Burnout among cybersecurity professionals

Photo by Trent Erwin on Unsplash

Burnout among cybersecurity professionals


2 min read

According to the Terranova Security report, "51% of cyber security professionals experienced extreme stress or burnout, 65% have considered leaving their job because of stress, and 73% of workers have resigned."

Professionals in the field of cybersecurity frequently work in highly uncertain environments and are under increasing pressure to keep the ship afloat.

I decided to write about some of the problems I've noticed in many large corporations.

Abandoned IT projects and network systems

Semi-functional websites and APIs, for example, are common occurrences within internal and sometimes external networks. Even major financial institutions use network equipment that is severely out-of-date and barely functional. Many of the devices never get updated, even though they have serious security vulnerabilities.

Lack of documentation

Applications and systems in production are expected to have some level of documentation in order to understand their function and keep them up-to-date. In reality, we frequently encounter cases where documentation is either missing, poorly written, or out of date.

Excessive burden on employees

Attackers frequently target a company's developers or system administrators because they have high-privilege access to systems. In order to save their reputation after a data breach or incident, many businesses are quick to blame the employee who fell for the phishing attack. However, improper access controls and monitoring system failures are more to blame.
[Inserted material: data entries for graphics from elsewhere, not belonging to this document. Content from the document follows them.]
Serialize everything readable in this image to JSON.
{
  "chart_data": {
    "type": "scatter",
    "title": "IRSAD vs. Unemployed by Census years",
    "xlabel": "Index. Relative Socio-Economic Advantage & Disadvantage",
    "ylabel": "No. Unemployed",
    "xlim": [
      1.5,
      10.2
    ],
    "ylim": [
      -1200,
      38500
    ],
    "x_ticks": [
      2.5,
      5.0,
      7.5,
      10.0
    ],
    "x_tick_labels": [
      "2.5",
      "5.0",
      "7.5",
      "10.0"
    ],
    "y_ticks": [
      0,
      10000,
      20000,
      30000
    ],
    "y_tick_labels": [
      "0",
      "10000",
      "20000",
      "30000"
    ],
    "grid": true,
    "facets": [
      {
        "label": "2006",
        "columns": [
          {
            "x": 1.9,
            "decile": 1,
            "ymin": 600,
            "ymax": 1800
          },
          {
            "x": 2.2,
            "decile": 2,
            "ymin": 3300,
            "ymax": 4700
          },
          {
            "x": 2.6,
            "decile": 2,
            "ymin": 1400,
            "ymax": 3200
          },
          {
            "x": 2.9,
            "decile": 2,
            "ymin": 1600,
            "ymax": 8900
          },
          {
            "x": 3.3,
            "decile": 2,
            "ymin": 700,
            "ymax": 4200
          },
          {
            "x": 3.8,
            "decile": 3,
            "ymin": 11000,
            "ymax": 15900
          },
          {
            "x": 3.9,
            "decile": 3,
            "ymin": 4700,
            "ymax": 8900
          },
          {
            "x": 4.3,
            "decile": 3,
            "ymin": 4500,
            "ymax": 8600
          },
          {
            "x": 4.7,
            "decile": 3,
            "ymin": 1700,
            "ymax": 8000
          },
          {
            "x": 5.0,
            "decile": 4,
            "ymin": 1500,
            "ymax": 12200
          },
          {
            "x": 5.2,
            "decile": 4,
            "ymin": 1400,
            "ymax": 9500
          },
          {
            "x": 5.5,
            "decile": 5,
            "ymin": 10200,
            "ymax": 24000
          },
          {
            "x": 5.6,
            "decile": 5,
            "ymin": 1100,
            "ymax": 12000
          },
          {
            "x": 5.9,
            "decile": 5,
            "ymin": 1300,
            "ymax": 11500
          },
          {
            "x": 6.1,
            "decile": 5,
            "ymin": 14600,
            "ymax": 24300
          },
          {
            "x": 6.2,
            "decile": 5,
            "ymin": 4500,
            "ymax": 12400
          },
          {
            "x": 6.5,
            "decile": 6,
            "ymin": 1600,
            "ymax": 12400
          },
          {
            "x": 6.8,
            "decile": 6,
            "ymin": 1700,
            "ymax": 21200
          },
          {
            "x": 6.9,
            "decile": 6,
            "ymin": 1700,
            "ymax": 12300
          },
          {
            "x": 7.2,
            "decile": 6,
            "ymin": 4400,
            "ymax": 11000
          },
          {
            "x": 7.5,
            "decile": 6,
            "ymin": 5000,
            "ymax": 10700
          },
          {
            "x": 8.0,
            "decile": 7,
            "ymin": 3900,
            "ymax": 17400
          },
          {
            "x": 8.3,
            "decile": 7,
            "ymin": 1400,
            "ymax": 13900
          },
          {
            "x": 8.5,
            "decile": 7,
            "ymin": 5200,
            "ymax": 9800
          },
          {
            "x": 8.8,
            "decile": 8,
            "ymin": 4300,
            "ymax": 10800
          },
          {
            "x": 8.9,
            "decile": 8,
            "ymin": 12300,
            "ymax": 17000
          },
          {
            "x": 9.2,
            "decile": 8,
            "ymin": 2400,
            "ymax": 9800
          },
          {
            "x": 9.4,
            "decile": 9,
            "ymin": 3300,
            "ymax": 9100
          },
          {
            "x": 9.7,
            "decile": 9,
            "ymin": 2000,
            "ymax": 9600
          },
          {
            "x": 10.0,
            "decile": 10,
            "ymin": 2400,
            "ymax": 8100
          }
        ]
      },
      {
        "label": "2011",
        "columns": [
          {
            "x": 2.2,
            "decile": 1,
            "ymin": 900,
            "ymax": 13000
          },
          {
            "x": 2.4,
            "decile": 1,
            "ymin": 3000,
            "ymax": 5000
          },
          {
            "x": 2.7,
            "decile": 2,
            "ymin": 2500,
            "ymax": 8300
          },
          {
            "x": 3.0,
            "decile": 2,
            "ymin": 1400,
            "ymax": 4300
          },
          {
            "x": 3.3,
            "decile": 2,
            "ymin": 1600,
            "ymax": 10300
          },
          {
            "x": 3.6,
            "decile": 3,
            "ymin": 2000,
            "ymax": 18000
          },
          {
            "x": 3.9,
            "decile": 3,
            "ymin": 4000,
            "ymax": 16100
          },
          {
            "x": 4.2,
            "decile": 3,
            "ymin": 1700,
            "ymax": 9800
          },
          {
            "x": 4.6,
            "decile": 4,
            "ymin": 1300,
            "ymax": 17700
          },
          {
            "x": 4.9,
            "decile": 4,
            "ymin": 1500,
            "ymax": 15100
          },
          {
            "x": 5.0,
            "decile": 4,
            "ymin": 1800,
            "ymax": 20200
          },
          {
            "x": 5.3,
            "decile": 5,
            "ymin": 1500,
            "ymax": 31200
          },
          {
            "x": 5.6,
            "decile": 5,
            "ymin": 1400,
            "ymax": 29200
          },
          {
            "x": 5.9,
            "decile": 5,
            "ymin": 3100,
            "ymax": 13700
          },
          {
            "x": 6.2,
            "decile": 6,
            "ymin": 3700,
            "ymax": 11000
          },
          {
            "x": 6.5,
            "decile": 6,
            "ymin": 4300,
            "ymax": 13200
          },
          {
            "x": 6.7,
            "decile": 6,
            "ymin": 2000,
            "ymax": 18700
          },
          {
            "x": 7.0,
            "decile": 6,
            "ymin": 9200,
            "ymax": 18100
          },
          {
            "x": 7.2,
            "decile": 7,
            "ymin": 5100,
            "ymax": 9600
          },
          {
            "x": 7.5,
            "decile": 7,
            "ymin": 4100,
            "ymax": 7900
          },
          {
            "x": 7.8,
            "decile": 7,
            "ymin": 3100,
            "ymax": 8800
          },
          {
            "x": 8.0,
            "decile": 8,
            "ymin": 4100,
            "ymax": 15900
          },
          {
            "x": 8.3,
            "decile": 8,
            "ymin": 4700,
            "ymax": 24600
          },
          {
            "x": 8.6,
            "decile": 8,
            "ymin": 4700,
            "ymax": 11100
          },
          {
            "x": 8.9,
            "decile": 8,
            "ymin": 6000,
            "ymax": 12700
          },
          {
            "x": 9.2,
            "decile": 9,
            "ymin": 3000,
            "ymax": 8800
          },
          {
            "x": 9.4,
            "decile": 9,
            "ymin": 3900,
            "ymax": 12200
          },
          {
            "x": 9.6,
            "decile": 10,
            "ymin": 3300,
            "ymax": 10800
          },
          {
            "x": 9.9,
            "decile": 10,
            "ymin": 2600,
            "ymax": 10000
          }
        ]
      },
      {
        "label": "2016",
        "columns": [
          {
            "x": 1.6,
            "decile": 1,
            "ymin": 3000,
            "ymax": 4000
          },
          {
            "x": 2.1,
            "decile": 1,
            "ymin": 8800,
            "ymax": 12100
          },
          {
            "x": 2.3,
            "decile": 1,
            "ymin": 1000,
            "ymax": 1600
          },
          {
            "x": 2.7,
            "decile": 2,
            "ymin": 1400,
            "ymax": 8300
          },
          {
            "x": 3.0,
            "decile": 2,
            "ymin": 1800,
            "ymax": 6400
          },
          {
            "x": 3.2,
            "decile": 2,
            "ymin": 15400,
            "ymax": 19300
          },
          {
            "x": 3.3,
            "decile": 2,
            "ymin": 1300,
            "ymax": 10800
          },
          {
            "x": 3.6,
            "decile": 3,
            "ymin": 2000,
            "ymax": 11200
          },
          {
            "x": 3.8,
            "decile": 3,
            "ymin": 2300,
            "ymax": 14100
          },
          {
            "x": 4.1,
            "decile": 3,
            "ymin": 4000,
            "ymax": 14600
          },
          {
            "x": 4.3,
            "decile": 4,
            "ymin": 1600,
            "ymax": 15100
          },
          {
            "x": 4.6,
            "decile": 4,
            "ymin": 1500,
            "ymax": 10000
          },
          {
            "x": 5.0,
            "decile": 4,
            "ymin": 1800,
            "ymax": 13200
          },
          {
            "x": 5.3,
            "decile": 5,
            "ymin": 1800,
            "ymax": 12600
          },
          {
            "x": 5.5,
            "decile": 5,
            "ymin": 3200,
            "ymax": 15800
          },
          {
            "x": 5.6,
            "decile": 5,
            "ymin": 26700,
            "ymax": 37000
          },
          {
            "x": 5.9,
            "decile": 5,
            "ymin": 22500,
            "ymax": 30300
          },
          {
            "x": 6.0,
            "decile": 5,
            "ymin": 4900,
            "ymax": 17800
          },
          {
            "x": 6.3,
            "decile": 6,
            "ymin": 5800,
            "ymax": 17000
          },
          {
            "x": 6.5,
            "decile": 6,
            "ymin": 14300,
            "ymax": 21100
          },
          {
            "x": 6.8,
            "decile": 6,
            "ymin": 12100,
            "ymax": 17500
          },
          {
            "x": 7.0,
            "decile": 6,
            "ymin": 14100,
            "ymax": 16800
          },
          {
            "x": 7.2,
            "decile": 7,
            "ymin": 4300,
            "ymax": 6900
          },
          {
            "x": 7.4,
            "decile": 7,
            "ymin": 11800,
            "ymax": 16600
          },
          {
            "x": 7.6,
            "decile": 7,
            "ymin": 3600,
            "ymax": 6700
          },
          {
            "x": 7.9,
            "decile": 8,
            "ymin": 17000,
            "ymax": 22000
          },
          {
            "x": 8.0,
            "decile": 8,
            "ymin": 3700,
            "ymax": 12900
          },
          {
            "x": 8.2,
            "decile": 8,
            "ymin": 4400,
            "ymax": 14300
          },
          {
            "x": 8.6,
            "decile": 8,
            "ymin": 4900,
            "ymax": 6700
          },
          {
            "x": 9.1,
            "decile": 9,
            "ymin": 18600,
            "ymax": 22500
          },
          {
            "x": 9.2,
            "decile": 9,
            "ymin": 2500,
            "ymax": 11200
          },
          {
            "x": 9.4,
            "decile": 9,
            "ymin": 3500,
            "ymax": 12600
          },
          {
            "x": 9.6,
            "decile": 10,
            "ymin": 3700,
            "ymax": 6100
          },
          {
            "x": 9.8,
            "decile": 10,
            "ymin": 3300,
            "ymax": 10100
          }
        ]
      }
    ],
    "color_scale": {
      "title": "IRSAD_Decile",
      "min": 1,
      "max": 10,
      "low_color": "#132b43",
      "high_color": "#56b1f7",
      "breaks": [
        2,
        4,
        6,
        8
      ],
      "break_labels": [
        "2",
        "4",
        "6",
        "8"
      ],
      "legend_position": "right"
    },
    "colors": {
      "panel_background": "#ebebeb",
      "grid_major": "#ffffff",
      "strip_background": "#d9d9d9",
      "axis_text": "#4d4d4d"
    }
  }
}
Unrealistic expectations for InfoSec teams

For example, when performing web pentest assessments, the infosec team frequently has limited time to evaluate the systems under consideration. Application owners who do not understand the nature of these assessments frequently try to persuade pentesters to circumvent existing security controls such as Web application firewalls (WAF). While this is perfectly acceptable when the goal is to assess such security controls, it is not the case when the goal is to test the web application's security posture.

I believe the scenarios I've described are very common, and many cybersecurity professionals who want to reduce risk in their organizations frequently feel like they're fighting an uphill battle. With the proliferation of ransomware attacks and other data breaches, businesses need to shift their strategy and deliberately work to improve the conditions of their security teams.